Stava trainando il carretto sul quale venivano solitamente deposti i corpi dei prigionieri morti a causa della Lefsan – sotto la pesante coperta ora si trovavano Elenar e Geka, insieme al cadavere di Roon.

Aera si fermò, presso una torcia, la cui fiamma tremolava come le sue stesse mani.

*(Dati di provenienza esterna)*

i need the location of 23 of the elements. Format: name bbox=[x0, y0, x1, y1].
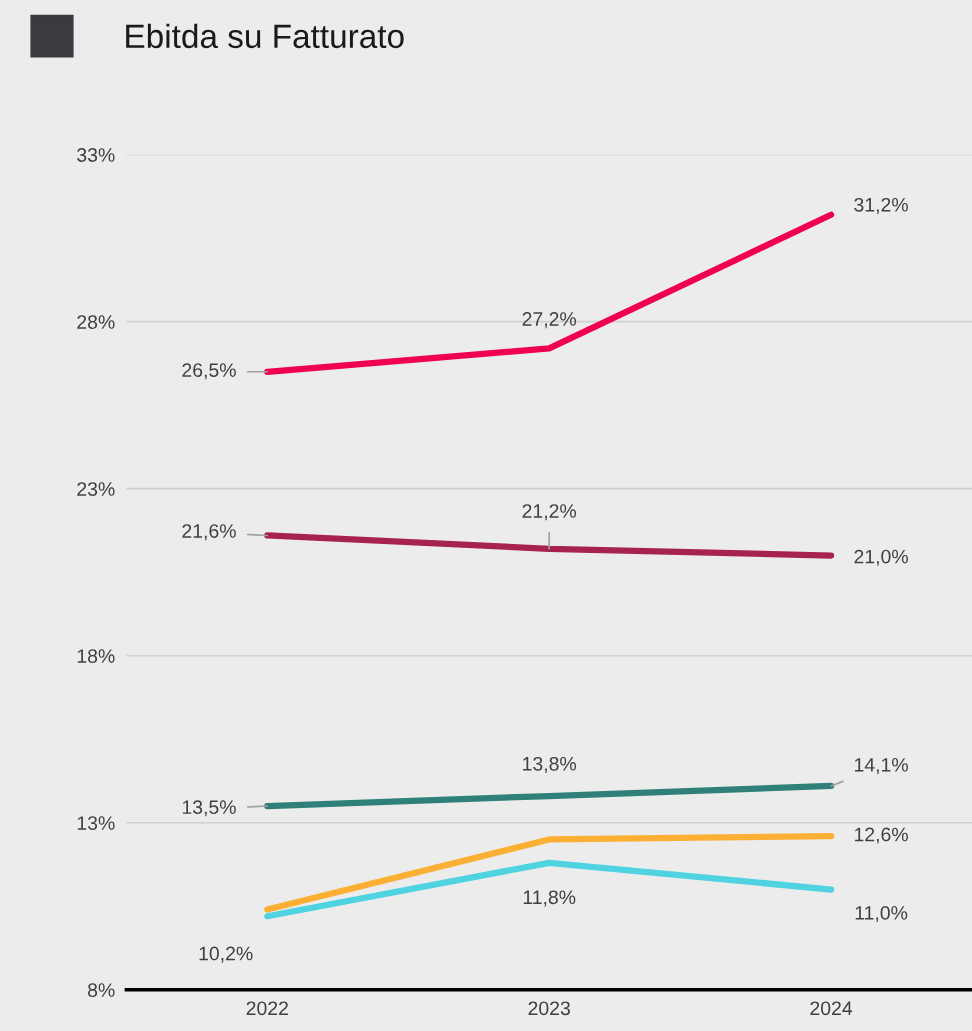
data-label: 10,2% bbox=[199, 946, 253, 963]
y-tick-label: 28% bbox=[77, 315, 115, 329]
data-label: 21,2% bbox=[522, 504, 577, 521]
x-tick-label: 2023 bbox=[528, 1001, 570, 1016]
y-tick-label: 8% bbox=[87, 983, 115, 997]
chart-title: Ebitda su Fatturato bbox=[126, 23, 404, 49]
y-tick-label: 23% bbox=[77, 482, 115, 496]
data-label: 21,0% bbox=[854, 549, 908, 566]
y-tick-label: 18% bbox=[77, 649, 115, 663]
x-tick-label: 2024 bbox=[810, 1001, 853, 1016]
data-label: 11,8% bbox=[523, 890, 576, 907]
data-label: 31,2% bbox=[854, 197, 908, 214]
data-label: 13,8% bbox=[523, 756, 577, 773]
data-label: 21,6% bbox=[182, 524, 236, 541]
y-tick-label: 33% bbox=[77, 148, 115, 162]
data-label: 14,1% bbox=[854, 758, 908, 775]
data-label: 27,2% bbox=[522, 312, 577, 329]
x-tick-label: 2022 bbox=[246, 1001, 288, 1016]
data-label: 26,5% bbox=[182, 363, 236, 380]
data-label: 11,0% bbox=[855, 906, 908, 923]
data-label: 12,6% bbox=[854, 827, 908, 844]
y-tick-label: 13% bbox=[77, 816, 115, 830]
data-label: 13,5% bbox=[182, 800, 236, 817]
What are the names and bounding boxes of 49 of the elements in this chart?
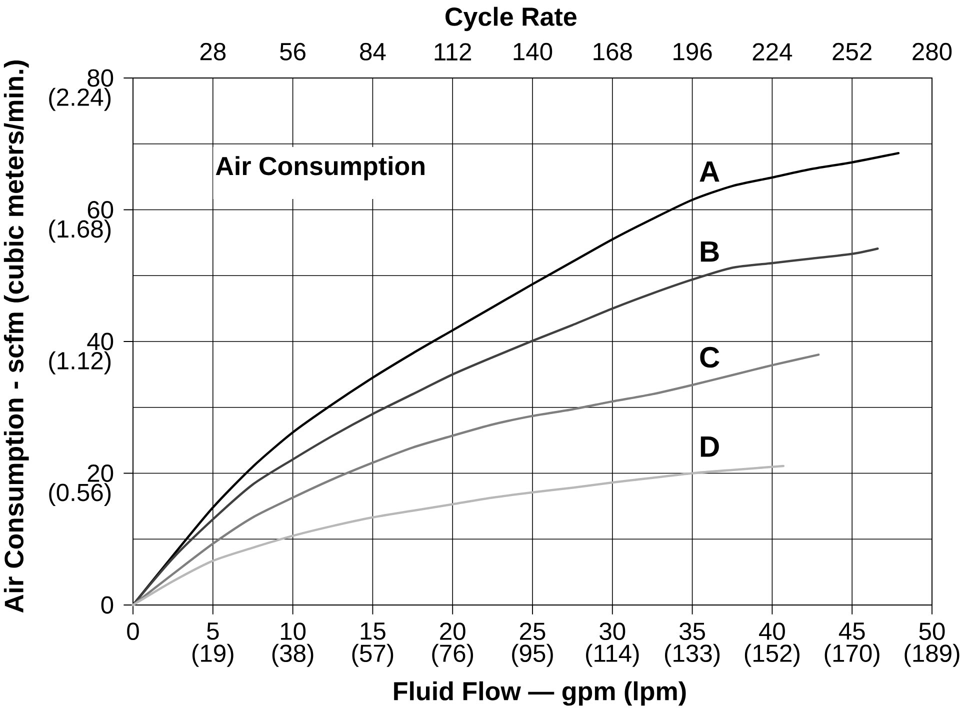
x-tick-label: 5 — [207, 622, 219, 640]
y-tick-label: 40 — [87, 332, 114, 350]
x2-tick-label: 280 — [912, 42, 952, 60]
y-tick-label: 20 — [88, 464, 114, 482]
text: (38) — [272, 644, 314, 667]
series-label: D — [700, 436, 719, 457]
x-axis-title: Fluid Flow — gpm (lpm) — [394, 681, 686, 706]
text: (0.56) — [49, 483, 111, 506]
series-label: C — [700, 346, 720, 368]
text: (189) — [904, 644, 960, 667]
y-axis-title: Air Consumption - scfm (cubic meters/min.) — [4, 60, 29, 613]
x-tick-label: 15 — [360, 622, 386, 640]
text: (19) — [192, 644, 234, 667]
x-tick-label: 25 — [520, 622, 546, 640]
x-tick-label: 30 — [600, 622, 626, 640]
x2-tick-label: 56 — [280, 42, 306, 60]
x2-tick-label: 140 — [514, 42, 552, 60]
x2-axis-title: Cycle Rate — [446, 6, 576, 32]
x-tick-label: 20 — [440, 622, 466, 640]
x-tick-label: 40 — [759, 622, 785, 640]
text: (2.24) — [49, 88, 111, 111]
text: (133) — [665, 644, 720, 667]
x2-tick-label: 84 — [360, 42, 386, 60]
text: (1.12) — [49, 351, 111, 374]
x2-tick-label: 28 — [200, 42, 226, 60]
text: Air Consumption — [216, 156, 424, 180]
text: (114) — [586, 644, 639, 667]
text: (76) — [432, 644, 473, 667]
text: (170) — [824, 644, 880, 667]
series-label: A — [700, 161, 720, 182]
x-tick-label: 35 — [680, 622, 705, 640]
x-tick-label: 0 — [127, 622, 139, 640]
line-series — [132, 464, 785, 606]
y-tick-label: 80 — [88, 69, 114, 87]
x-tick-label: 45 — [838, 622, 865, 640]
x2-tick-label: 112 — [434, 43, 472, 60]
x-tick-label: 10 — [280, 622, 306, 640]
y-tick-label: 60 — [88, 201, 114, 218]
x2-tick-label: 196 — [674, 42, 712, 60]
x2-tick-label: 224 — [752, 43, 792, 60]
x2-tick-label: 252 — [832, 42, 872, 60]
text: (1.68) — [49, 220, 111, 243]
series-label: B — [700, 242, 719, 262]
y-tick-label: 0 — [101, 596, 114, 614]
text: (57) — [352, 644, 394, 667]
x2-tick-label: 168 — [594, 42, 632, 60]
text: (95) — [512, 644, 553, 667]
x-tick-label: 50 — [919, 622, 945, 640]
text: (152) — [744, 644, 800, 667]
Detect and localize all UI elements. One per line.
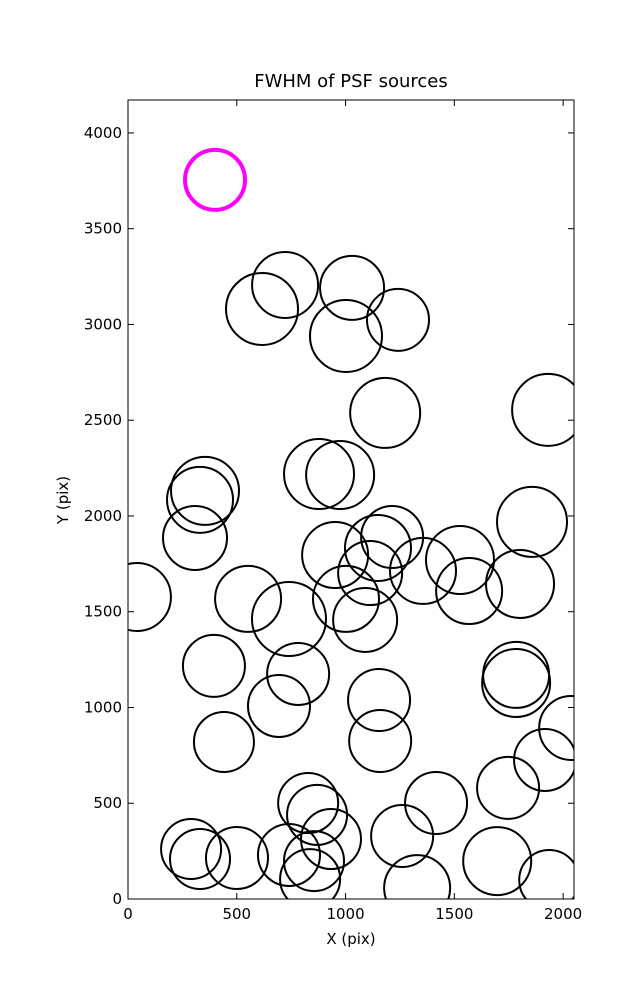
source-circle [305,439,376,510]
source-circle [192,710,255,773]
source-circle [214,564,283,633]
source-circle [308,298,383,373]
source-circle [365,287,430,352]
y-tick-label: 4000 [84,124,122,142]
y-axis-label: Y (pix) [54,476,72,525]
plot-area [128,147,574,899]
source-circle [266,641,331,706]
source-circle [348,709,413,774]
y-tick-label: 2500 [84,411,122,429]
y-tick-label: 500 [93,794,122,812]
source-circle [343,513,412,582]
source-circle [538,694,574,761]
source-circle [286,783,349,846]
source-circle [481,647,552,718]
source-circle [332,586,399,653]
source-circle [496,485,569,558]
source-circle [482,640,551,709]
source-circle [160,818,223,881]
source-circle [383,854,452,899]
source-circle [128,561,172,632]
source-circle [518,849,574,899]
source-circle [349,376,422,449]
source-circle [389,536,458,605]
y-tick-label: 0 [112,890,122,908]
source-circle [337,540,404,607]
y-tick-label: 1500 [84,603,122,621]
source-circle [283,438,356,511]
source-circle [424,525,495,596]
x-axis-label: X (pix) [326,930,375,948]
source-circle [404,771,469,836]
source-circle [435,557,504,626]
plot-frame [127,99,575,900]
y-tick-label: 1000 [84,698,122,716]
source-circle [250,581,327,658]
y-tick-label: 3000 [84,315,122,333]
source-circle [256,822,321,887]
source-circle [476,755,541,820]
x-tick-label: 1500 [435,905,473,923]
source-circle [279,848,342,899]
source-circle [183,147,248,212]
source-circle [181,633,246,698]
x-tick-label: 2000 [544,905,582,923]
y-tick-label: 2000 [84,507,122,525]
source-circle [370,803,435,868]
source-circle [513,727,574,792]
x-tick-label: 1000 [326,905,364,923]
source-circle [301,521,370,590]
source-circle [319,254,386,321]
chart-title: FWHM of PSF sources [254,71,448,92]
source-circle [277,772,340,835]
source-circle [166,465,235,534]
source-circle [283,830,346,893]
source-circle [311,564,380,633]
source-circle [462,826,533,897]
source-circle [485,548,556,619]
source-circle [169,827,232,890]
source-circle [347,668,412,733]
x-tick-label: 500 [222,905,251,923]
x-tick-label: 0 [123,905,133,923]
source-circle [251,251,320,320]
source-circle [246,673,311,738]
source-circle [225,271,300,346]
source-circle [299,808,362,871]
source-circle [511,372,574,447]
source-circle [170,455,241,526]
y-tick-label: 3500 [84,220,122,238]
source-circle [162,504,229,571]
source-circle [204,826,269,891]
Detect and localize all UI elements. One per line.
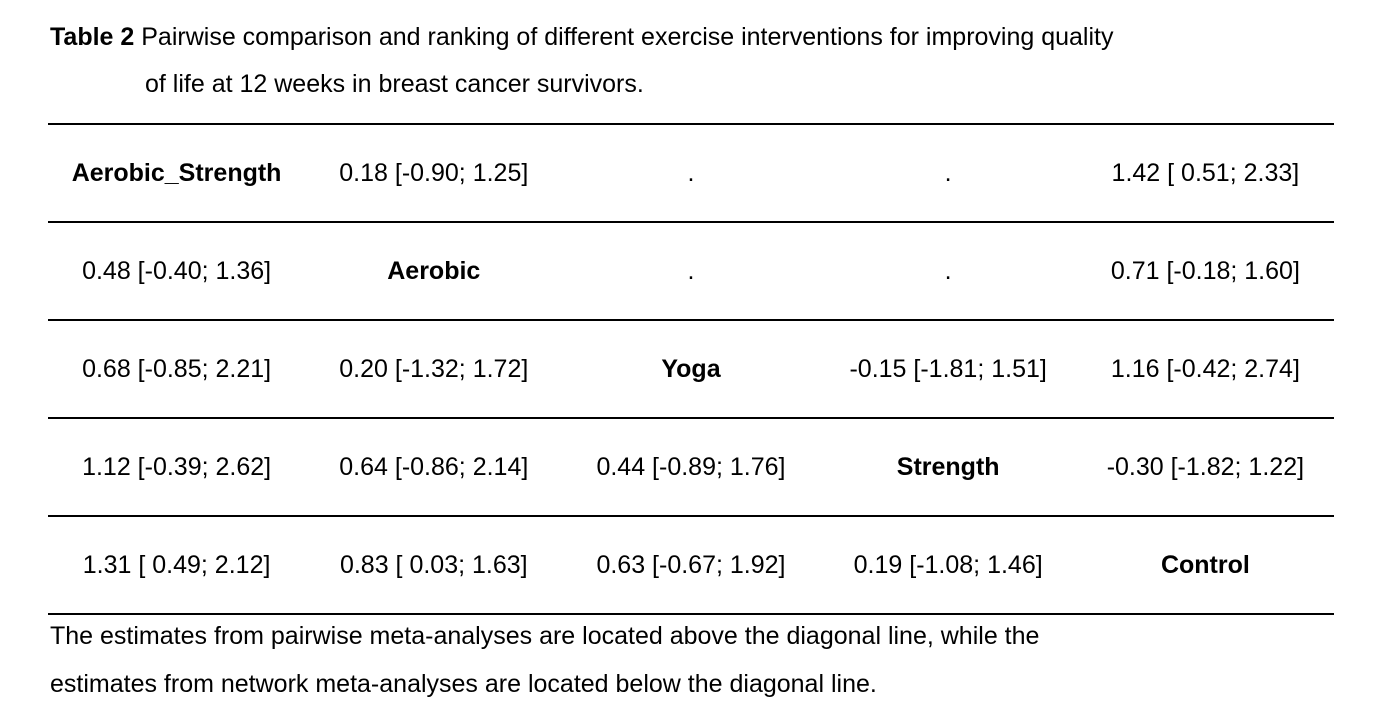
effect-estimate-cell: 0.48 [-0.40; 1.36] [48,222,306,321]
league-table: Aerobic_Strength 0.18 [-0.90; 1.25].. 1.42… [48,123,1334,615]
treatment-label-cell: Strength [819,418,1077,517]
caption-line-2: of life at 12 weeks in breast cancer sur… [145,70,644,98]
effect-estimate-cell: 0.64 [-0.86; 2.14] [305,418,563,517]
table-row: Aerobic_Strength 0.18 [-0.90; 1.25].. 1.42… [48,123,1334,223]
effect-estimate-cell: 1.42 [ 0.51; 2.33] [1076,123,1334,223]
effect-estimate-cell: -0.15 [-1.81; 1.51] [819,320,1077,419]
caption-line-1: Table 2 Pairwise comparison and ranking … [50,14,1114,61]
effect-estimate-cell: 0.71 [-0.18; 1.60] [1076,222,1334,321]
treatment-label-cell: Control [1076,516,1334,615]
effect-estimate-cell: -0.30 [-1.82; 1.22] [1076,418,1334,517]
table-row: 0.68 [-0.85; 2.21] 0.20 [-1.32; 1.72] Yoga… [48,320,1334,419]
effect-estimate-cell: 0.19 [-1.08; 1.46] [819,516,1077,615]
effect-estimate-cell: 0.20 [-1.32; 1.72] [305,320,563,419]
effect-estimate-cell: 0.83 [ 0.03; 1.63] [305,516,563,615]
effect-estimate-cell: 1.16 [-0.42; 2.74] [1076,320,1334,419]
table-caption: Table 2 Pairwise comparison and ranking … [50,14,1114,108]
effect-estimate-cell: 1.31 [ 0.49; 2.12] [48,516,306,615]
treatment-label-cell: Aerobic_Strength [48,123,306,223]
empty-comparison-cell: . [819,222,1077,321]
treatment-label-cell: Yoga [562,320,820,419]
table-footnote: The estimates from pairwise meta-analyse… [50,612,1039,708]
footnote-line-2: estimates from network meta-analyses are… [50,670,877,698]
effect-estimate-cell: 1.12 [-0.39; 2.62] [48,418,306,517]
effect-estimate-cell: 0.63 [-0.67; 1.92] [562,516,820,615]
empty-comparison-cell: . [819,123,1077,223]
treatment-label-cell: Aerobic [305,222,563,321]
empty-comparison-cell: . [562,123,820,223]
effect-estimate-cell: 0.18 [-0.90; 1.25] [305,123,563,223]
table-row: 0.48 [-0.40; 1.36] Aerobic.. 0.71 [-0.18; … [48,222,1334,321]
effect-estimate-cell: 0.68 [-0.85; 2.21] [48,320,306,419]
footnote-line-1: The estimates from pairwise meta-analyse… [50,622,1040,650]
empty-comparison-cell: . [562,222,820,321]
effect-estimate-cell: 0.44 [-0.89; 1.76] [562,418,820,517]
table-row: 1.12 [-0.39; 2.62] 0.64 [-0.86; 2.14] 0.44… [48,418,1334,517]
table-label: Table 2 [50,23,135,51]
caption-text: Pairwise comparison and ranking of diffe… [141,23,1114,51]
table-row: 1.31 [ 0.49; 2.12] 0.83 [ 0.03; 1.63] 0.63… [48,516,1334,615]
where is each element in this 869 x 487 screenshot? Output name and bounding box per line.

Aveva paura di fallire. La strada sbagliata l'avrebbe portata a venire smascherata, di conseguenza alla morte o alla reclusione, di nuovo, e avrebbe nuociuto anche a Elenar e Geka. Sentiva che quella era una responsabilità troppo grande per lei.

La ragazza rimboccò le maniche della divisa da guardia Imperiale che stava indossando, e diede un'occhiata alla mappa.

Ora che cosa avrebbe dovuto fare? Andare dritta o girare a destra?

Tracciò con l'indice la strada che doveva aver percorso: partendo dall'angolo in alto a destra della mappa, aveva evitato le zone cerchiate in rosso da Clood, che l'aveva avvertita della presenza di Amter da quelle parti. I soldati di Tizho conoscevano i loro compagni, li avrebbero saputi riconoscere, o forse semplicemente avrebbero potuto attaccare bottone. Aera non poteva permettersi nessuna di queste cose.

Aveva dapprima evitato la strada più veloce, che avrebbe previsto di seguire il perimetro delle segrete, dato che la cella in cui era rinchiuso Jylan era segnata nell'angolo in basso a destra. Clood aveva scritto, in nero, l'ideogramma che stava per corvo – il significato del suo nome.

Aera aveva quindi svoltato subito a destra, percorso un corridoio fino a vedere, davanti a sé, la torcia segnata in rosso sulla mappa, allora aveva svoltato a sinistra, camminando in direzione di una serie di celle comunicanti.

Quando si era trovata di fronte alle sbarre, aveva ignorato gli occhi tristi e stanchi dei prigionieri e aveva continuato a camminare verso destra, contando solo una cella. Al primo sbocco aveva svoltato a sinistra – se non lo avesse fatto, di fronte a sé avrebbe trovato uno o più Amter, i quali, se non ostili, le avrebbero amichevolmente chiesto di fare due chiacchiere.

Dopo aver svoltato ancora una volta a sinistra, Aera si era trovata in un corridoio il cui muro sinistro era tappezzato da torce, segnate in rosso da Clood. Ne doveva contare tre, e svoltare a destra.

Diede un'occhiata al suo fianco, contando le torce dietro di lei. Erano cinque.

Diamine. Aera imprecò, nei suoi pensieri. Significava che un Amter sarebbe potuto sbucare da un momento all'altro.

Tornò indietro, alla terza torcia, prese il corridoio che avrebbe dovuto percorrere, e raggiunse il muro sud, che segnava il perimetro delle segrete. Era l'unico muro a essere completamente privo di finestre.